Однако и во втором кольце Аркаша у Пьецуха — и не пастушок из Аркадии, наивный и добрый, и не Обломов, способный глубоко чувствовать, и даже не Чичиков Гоголя, но «негодяй» = «не — годный» ни к чему тип, который автором искусственно «приподнимается» до «вечности». Пьецух попытался создать «знаковый тип» героя, но не сумел избранную форму наполнить ценностным содержанием — цельного характера не получилось, смыслоемкой концепции образа не сложилось. Однако стремление писателя квалифицировать тип асоциальной личности в условиях советского государства само по себе интересно и могло быть плодотворным.
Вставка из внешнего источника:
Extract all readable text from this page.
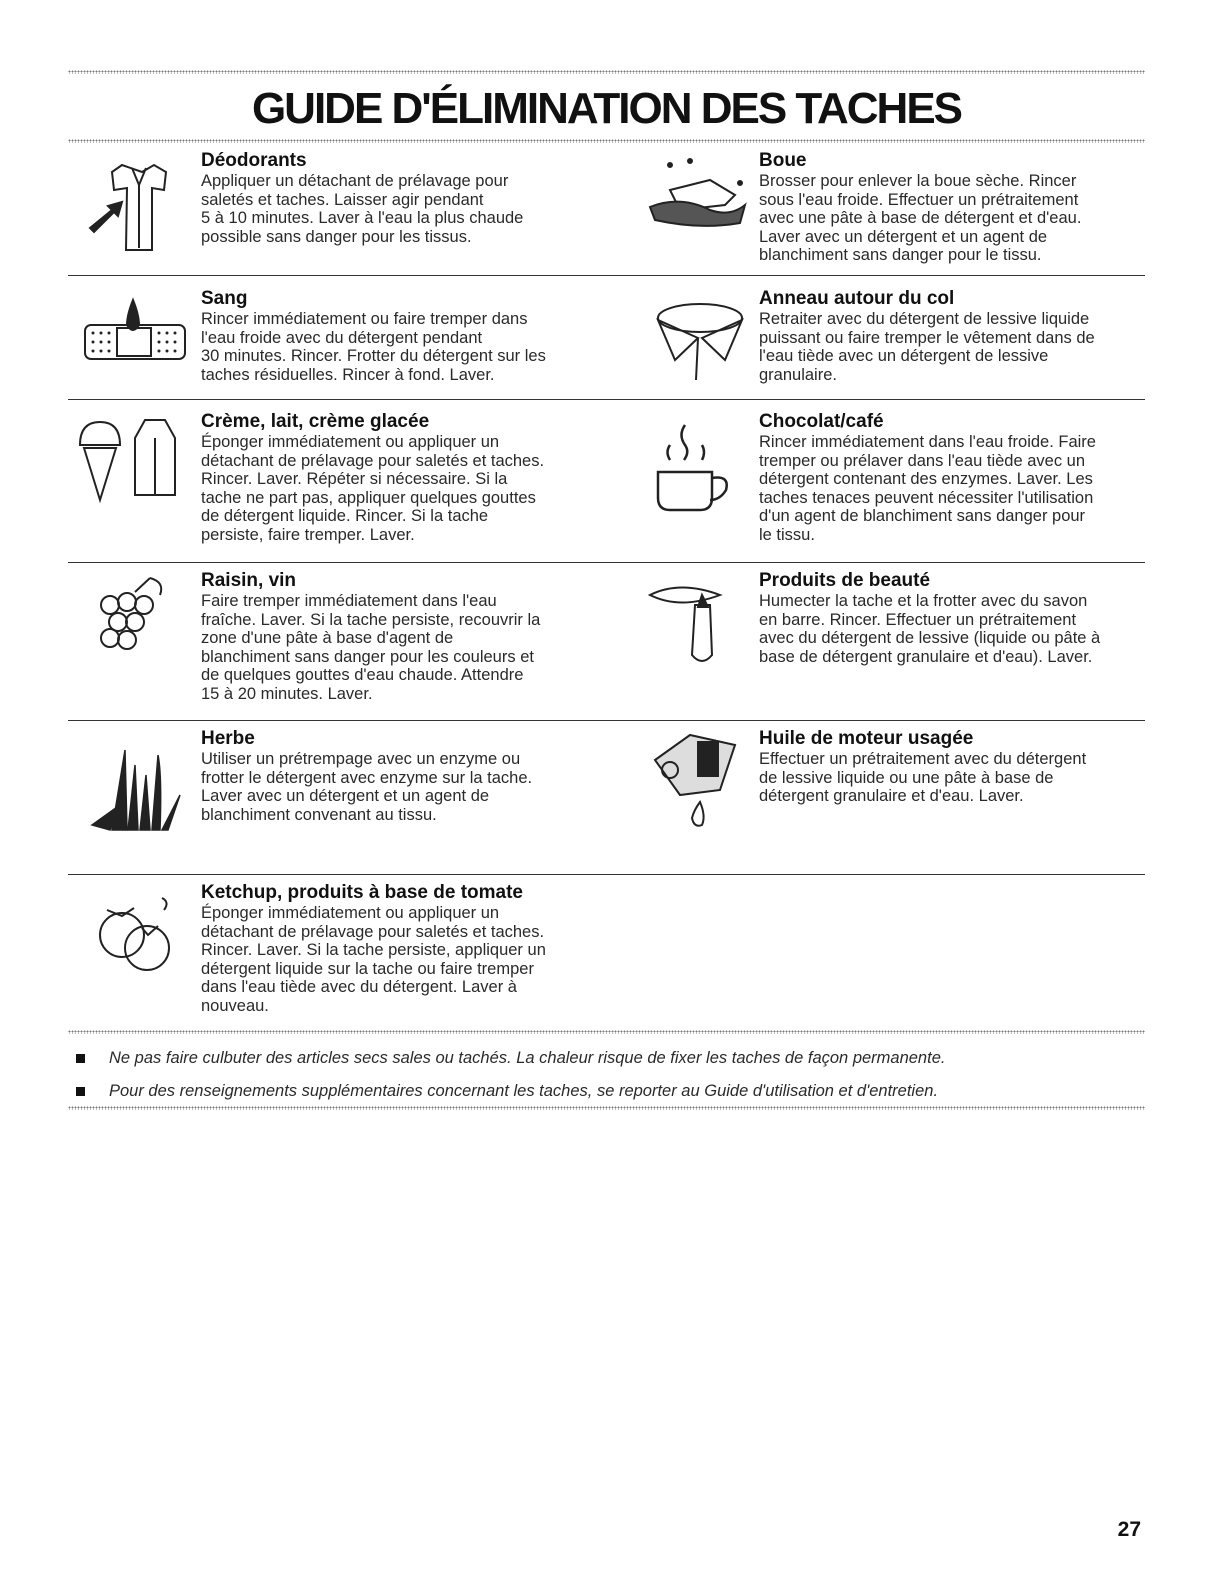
GUIDE D'ÉLIMINATION DES TACHES
Déodorants

Appliquer un détachant de prélavage pour

saletés et taches. Laisser agir pendant

5 à 10 minutes. Laver à l'eau la plus chaude

possible sans danger pour les tissus.

Boue

Brosser pour enlever la boue sèche. Rincer

sous l'eau froide. Effectuer un prétraitement

avec une pâte à base de détergent et d'eau.

Laver avec un détergent et un agent de

blanchiment sans danger pour le tissu.

Sang

Rincer immédiatement ou faire tremper dans

l'eau froide avec du détergent pendant

30 minutes. Rincer. Frotter du détergent sur les

taches résiduelles. Rincer à fond. Laver.

Anneau autour du col

Retraiter avec du détergent de lessive liquide

puissant ou faire tremper le vêtement dans de

l'eau tiède avec un détergent de lessive

granulaire.

Crème, lait, crème glacée

Éponger immédiatement ou appliquer un

détachant de prélavage pour saletés et taches.

Rincer. Laver. Répéter si nécessaire. Si la

tache ne part pas, appliquer quelques gouttes

de détergent liquide. Rincer. Si la tache

persiste, faire tremper. Laver.

Chocolat/café

Rincer immédiatement dans l'eau froide. Faire

tremper ou prélaver dans l'eau tiède avec un

détergent contenant des enzymes. Laver. Les

taches tenaces peuvent nécessiter l'utilisation

d'un agent de blanchiment sans danger pour

le tissu.

Raisin, vin

Faire tremper immédiatement dans l'eau

fraîche. Laver. Si la tache persiste, recouvrir la

zone d'une pâte à base d'agent de

blanchiment sans danger pour les couleurs et

de quelques gouttes d'eau chaude. Attendre

15 à 20 minutes. Laver.

Produits de beauté

Humecter la tache et la frotter avec du savon

en barre. Rincer. Effectuer un prétraitement

avec du détergent de lessive (liquide ou pâte à

base de détergent granulaire et d'eau). Laver.

Herbe

Utiliser un prétrempage avec un enzyme ou

frotter le détergent avec enzyme sur la tache.

Laver avec un détergent et un agent de

blanchiment convenant au tissu.

Huile de moteur usagée

Effectuer un prétraitement avec du détergent

de lessive liquide ou une pâte à base de

détergent granulaire et d'eau. Laver.

Ketchup, produits à base de tomate

Éponger immédiatement ou appliquer un

détachant de prélavage pour saletés et taches.

Rincer. Laver. Si la tache persiste, appliquer un

détergent liquide sur la tache ou faire tremper

dans l'eau tiède avec du détergent. Laver à

nouveau.

Ne pas faire culbuter des articles secs sales ou tachés. La chaleur risque de fixer les taches de façon permanente.
Pour des renseignements supplémentaires concernant les taches, se reporter au Guide d'utilisation et d'entretien.
27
Глава 5. Лагерная проза: запретные горизонты
«Один день Ивана Денисовича» Александра Солженицына: общее и народное
Открытие лагерной темы в русской литературе связано с именем Александра Солженицына (1918–2008), с его рассказом 1959 ода «Один день Ивана Денисовича»[145]. По всей видимости, появление рассказа именно в эти годы обусловлено не только причинами субъективного характера, отдельными фактами личной судьбы писателя (знание лагеря, восьмилетнее заключение, освобождение, поселение, возможность писать), но и причинами объективными (XX съезд партии, развенчание культа личности, «хрущевская оттепель», послабление цензурных запретов). Однако наряду с предпосылками общественного и личного характера можно назвать и еще одно важное обстоятельство — обстоятельство литературного плана: появление в 1957 году рассказа Михаила Шолохова «Судьба человека».